An SS payroll document, dated Oct. 12, 1944, says 10 members of the Self Defense Legion "fell while deployed to Warsaw" and more than 30 others were injured. Karkoc is listed as the highest-ranking commander of 2 Company — a lieutenant — on a pay sheet that also lists Dak as one of his officers.
Another Nazi accounting document uncovered by the AP in the Polish National Archives in Krakow lists Karkoc by name — including his rank, birthdate and hometown — as one of 219 "members of the S.M.d.S.-Batl 31 who were in Warsaw," using the German abbreviation for the Self Defense Legion.
In early 1945, the Self Defense Legion was integrated into the SS Galicia Division, and Karkoc said in his memoirs that he served as a deputy company commander until the end of the war.
Following the war, Karkoc ended up in a camp for displaced people in Neu Ulm, Germany, according to documents obtained from the International Tracing Service in Bad Arolsen, Germany.
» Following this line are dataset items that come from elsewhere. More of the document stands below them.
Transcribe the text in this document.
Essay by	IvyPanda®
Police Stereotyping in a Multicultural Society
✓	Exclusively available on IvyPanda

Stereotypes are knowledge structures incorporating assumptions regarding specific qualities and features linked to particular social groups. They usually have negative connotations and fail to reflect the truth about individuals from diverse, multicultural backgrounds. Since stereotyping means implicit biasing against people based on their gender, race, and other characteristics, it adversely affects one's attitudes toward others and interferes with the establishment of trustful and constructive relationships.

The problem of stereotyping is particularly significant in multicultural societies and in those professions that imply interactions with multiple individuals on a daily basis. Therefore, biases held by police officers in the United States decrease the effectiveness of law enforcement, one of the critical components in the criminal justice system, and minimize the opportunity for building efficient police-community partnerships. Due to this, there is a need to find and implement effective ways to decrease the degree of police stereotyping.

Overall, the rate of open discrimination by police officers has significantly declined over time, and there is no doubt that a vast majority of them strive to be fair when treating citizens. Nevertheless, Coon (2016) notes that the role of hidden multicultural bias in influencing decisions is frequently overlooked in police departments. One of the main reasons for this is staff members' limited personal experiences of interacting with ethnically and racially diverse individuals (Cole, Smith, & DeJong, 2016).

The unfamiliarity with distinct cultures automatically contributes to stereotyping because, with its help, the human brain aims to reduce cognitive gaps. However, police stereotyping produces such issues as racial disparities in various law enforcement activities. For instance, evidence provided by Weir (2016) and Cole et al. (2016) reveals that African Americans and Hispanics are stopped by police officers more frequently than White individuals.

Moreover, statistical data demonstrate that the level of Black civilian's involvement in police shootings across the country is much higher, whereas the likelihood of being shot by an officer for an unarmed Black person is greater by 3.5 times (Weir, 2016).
The documents indicate that his wife died in 1948, a year before he and their two young boys — born in 1945 and 1946 — emigrated to the U.S.
After he arrived in Minneapolis, he remarried and had four more children, the last born in 1966.
Karkoc told American officials he was a carpenter, and records indicate he worked for a nationwide construction company that has an office in Minneapolis.
A longtime member of the Ukrainian National Association, Karkoc has been closely involved in community affairs over the past decades and was identified in a 2002 article in a Ukrainian-American publication as a "longtime UNA activist."
The lights were on at Karkoc's home Friday morning, but nobody answered a knock from an AP reporter seeking reaction to this story.
Karkoc's next-door neighbor said has known the Ukrainian immigrant for many years, and was stunned to learn about the Nazi past of a man he has shared laughs with and known as a churchgoer.
"For me, this is a shock," said Gordon Gnasdoskey, 79. "To come to this country and take advantage of its freedoms all of these years, it blows my mind."